There are several reasons for investigating CHP schemes. A periodic review of your energy strategy or increasing energy and carbon costs, for instance. Or, the need to replace an ageing boiler plant.

Whatever the reason, you should conduct a thorough review of energy usage, as well as heating and cooling efficiencies. This will give you visibility of how your business uses energy, how much it costs, and where improvements can be made. You will also have a baseline against which to measure change and future cost savings.

2. Choose the right CHP scheme for you

With the review complete, the next step is to explore the available CHP choices. The government’s online CHP Site Assessment Tool will be able to help narrow down the options.

Your energy specialist can help translate your energy review into a requirements specification. You can then approach CHP equipment suppliers to assess products, and understand what meets your energy requirements.

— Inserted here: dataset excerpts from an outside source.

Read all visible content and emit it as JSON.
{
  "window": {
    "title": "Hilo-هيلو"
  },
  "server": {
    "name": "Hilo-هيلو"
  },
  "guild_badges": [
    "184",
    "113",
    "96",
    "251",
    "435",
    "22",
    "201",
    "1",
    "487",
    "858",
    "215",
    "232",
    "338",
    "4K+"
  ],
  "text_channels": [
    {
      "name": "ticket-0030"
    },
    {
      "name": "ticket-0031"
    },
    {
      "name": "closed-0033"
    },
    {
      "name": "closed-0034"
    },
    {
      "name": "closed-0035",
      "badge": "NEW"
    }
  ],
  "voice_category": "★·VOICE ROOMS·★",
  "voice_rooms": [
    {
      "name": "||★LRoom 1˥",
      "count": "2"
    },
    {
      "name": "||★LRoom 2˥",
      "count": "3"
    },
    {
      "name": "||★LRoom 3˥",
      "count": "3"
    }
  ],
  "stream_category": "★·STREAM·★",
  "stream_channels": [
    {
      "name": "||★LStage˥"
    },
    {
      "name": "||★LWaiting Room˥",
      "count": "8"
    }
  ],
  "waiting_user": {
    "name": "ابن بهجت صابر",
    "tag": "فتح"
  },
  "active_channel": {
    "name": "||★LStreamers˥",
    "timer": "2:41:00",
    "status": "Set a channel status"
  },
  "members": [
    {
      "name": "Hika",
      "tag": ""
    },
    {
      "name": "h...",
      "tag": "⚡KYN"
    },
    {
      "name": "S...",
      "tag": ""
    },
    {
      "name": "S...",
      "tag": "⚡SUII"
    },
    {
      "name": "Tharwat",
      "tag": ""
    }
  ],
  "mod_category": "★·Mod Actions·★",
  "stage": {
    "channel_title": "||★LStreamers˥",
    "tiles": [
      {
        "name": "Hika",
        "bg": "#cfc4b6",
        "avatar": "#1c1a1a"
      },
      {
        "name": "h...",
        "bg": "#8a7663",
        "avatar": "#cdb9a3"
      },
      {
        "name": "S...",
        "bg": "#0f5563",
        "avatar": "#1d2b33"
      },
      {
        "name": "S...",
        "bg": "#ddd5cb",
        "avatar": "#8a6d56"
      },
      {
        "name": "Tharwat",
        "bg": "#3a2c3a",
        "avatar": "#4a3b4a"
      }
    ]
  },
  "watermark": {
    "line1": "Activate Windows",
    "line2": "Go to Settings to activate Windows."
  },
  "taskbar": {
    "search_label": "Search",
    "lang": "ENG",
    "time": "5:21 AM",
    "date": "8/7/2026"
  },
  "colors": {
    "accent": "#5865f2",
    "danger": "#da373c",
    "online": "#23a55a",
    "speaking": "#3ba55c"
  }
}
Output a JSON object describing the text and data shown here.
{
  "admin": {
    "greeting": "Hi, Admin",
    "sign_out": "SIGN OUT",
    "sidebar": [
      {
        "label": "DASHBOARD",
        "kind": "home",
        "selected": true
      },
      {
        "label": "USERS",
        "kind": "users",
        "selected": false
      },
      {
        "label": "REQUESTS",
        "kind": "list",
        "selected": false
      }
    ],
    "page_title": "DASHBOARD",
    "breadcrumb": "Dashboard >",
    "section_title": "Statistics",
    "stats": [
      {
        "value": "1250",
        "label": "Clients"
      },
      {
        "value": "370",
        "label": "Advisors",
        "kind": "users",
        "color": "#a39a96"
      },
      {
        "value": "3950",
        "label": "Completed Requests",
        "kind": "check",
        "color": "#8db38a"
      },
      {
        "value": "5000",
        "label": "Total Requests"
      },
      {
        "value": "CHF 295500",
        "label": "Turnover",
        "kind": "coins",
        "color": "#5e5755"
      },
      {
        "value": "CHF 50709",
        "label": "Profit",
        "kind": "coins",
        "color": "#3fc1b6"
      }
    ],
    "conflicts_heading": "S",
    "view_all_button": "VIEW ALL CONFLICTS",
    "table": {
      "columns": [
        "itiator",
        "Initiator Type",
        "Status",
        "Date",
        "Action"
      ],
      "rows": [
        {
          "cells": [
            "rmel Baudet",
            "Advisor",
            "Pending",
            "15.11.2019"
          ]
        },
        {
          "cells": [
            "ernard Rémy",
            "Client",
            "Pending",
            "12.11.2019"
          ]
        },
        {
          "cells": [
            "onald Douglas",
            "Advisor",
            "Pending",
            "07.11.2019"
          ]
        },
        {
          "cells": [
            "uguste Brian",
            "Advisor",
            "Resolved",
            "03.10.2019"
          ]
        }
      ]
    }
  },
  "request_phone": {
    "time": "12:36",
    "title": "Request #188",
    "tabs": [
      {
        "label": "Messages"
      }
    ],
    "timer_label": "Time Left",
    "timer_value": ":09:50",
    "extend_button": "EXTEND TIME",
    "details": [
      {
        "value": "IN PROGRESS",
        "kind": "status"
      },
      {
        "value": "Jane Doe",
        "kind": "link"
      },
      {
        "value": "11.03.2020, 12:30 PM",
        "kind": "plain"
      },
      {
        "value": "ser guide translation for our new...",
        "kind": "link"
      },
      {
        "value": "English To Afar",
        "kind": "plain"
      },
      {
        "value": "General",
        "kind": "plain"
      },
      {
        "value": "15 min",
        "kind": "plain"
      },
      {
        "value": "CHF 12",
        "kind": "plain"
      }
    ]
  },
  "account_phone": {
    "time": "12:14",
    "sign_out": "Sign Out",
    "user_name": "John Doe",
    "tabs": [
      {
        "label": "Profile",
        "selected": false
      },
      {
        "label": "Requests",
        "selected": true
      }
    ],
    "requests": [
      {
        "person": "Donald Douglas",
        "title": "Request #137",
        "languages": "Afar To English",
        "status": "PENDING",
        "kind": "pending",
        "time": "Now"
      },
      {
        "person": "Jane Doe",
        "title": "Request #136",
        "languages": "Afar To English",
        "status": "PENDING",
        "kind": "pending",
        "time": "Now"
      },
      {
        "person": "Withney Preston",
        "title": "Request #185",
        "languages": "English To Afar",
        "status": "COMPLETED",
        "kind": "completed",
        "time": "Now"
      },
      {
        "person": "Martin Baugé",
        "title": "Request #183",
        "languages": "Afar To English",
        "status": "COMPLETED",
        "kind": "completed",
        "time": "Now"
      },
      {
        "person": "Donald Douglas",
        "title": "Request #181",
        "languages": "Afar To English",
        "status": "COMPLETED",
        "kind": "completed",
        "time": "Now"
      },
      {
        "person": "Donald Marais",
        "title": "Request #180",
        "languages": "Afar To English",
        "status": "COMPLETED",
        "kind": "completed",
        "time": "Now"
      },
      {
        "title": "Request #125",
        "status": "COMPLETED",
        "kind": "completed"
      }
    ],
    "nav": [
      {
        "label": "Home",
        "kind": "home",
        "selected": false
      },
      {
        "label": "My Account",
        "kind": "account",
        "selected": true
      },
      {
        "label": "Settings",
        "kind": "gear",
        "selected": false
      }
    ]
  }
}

The electrical efficiency of a CHP system can increase with size. It is important to ensure any potential CHP plant is sized for optimum operation. As a general rule, the CHP system should be sized to the baseload of your heat and electrical demands.

If the baseload is less than 4,500 operating hours per year, CHP may not be the most appropriate application for your organisation.

It is also essential to plan ahead. Check the availability, price and supply reliability of the preferred CHP technology’s primary fuel. Otherwise, the chosen system may not generate the return on investment you expect.

3. Maximise the benefits

There are two ways to maximise the benefits of your chosen CHP technology investment. First, verify that your scheme will qualify for the Combined Heat and Power Quality Assurance Programme (CHPQA). Although voluntary, participation in CHPQA entitles your organisation to numerous benefits, including government funded incentives and schemes.

Second, arrange a regular programme of maintenance to ensure the CHP system continues to perform optimally. Any reduction in efficiency will reduce the available savings.

4. Be creative

The heat and power needs of your business are paramount – and sometimes it pays to consider the bigger picture. Are there any neighbouring organisations with heating and cooling requirements that your business could help supply, for instance? This could provide another useful revenue stream – and justification for investment in a larger, more efficient CHP system.